Ihr naht euch wieder, schwankende Gestalten,


Die früh sich einst dem trüben Blick gezeigt.
Versuch’ ich wohl, euch diesmal festzuhalten?
Fühl’ ich mein Herz noch jenem Wahn geneigt?
Ihr drängt euch zu! nun gut, so mögt ihr walten,
Wie ihr aus Dunst und Nebel um mich steigt;
Mein Busen fühlt sich jugendlich erschüttert
Vom Zauberhauch, der euren Zug umwittert.

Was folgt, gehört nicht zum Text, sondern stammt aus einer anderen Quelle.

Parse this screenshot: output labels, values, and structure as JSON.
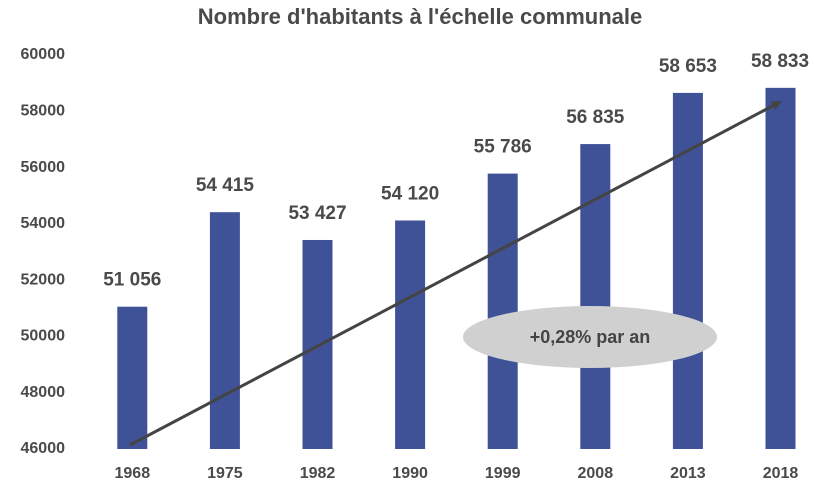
{
  "chart_data": {
    "type": "bar",
    "title": "Nombre d'habitants à l'échelle communale",
    "categories": [
      "1968",
      "1975",
      "1982",
      "1990",
      "1999",
      "2008",
      "2013",
      "2018"
    ],
    "values": [
      51056,
      54415,
      53427,
      54120,
      55786,
      56835,
      58653,
      58833
    ],
    "value_labels": [
      "51 056",
      "54 415",
      "53 427",
      "54 120",
      "55 786",
      "56 835",
      "58 653",
      "58 833"
    ],
    "color": "#3f5298",
    "ylim": [
      46000,
      60000
    ],
    "yticks": [
      46000,
      48000,
      50000,
      52000,
      54000,
      56000,
      58000,
      60000
    ],
    "grid": false,
    "annotation": "+0,28% par an"
  }
}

Ihr bringt mit euch die Bilder froher Tage,


Und manche liebe Schatten steigen auf;
Gleich einer alten, halbverklungnen Sage
Kommt erste Lieb’ und Freundschaft mit herauf;
Der Schmerz wird neu, es wiederholt die Klage
Des Lebens labyrinthisch irren Lauf,
Und nennt die Guten, die, um schöne Stunden
Vom Glück getäuscht, vor mir hinweggeschwunden.

Sie hören nicht die folgenden Gesänge,


Die Seelen, denen ich die ersten sang;
Zerstoben ist das freundliche Gedränge,
Verklungen ach! der erste Widerklang.
Mein Lied ertönt der unbekannten Menge,
Ihr Beifall selbst macht meinem Herzen bang,
Und was sich sonst an meinem Lied erfreuet,
Wenn es noch lebt, irrt in der Welt zerstreuet.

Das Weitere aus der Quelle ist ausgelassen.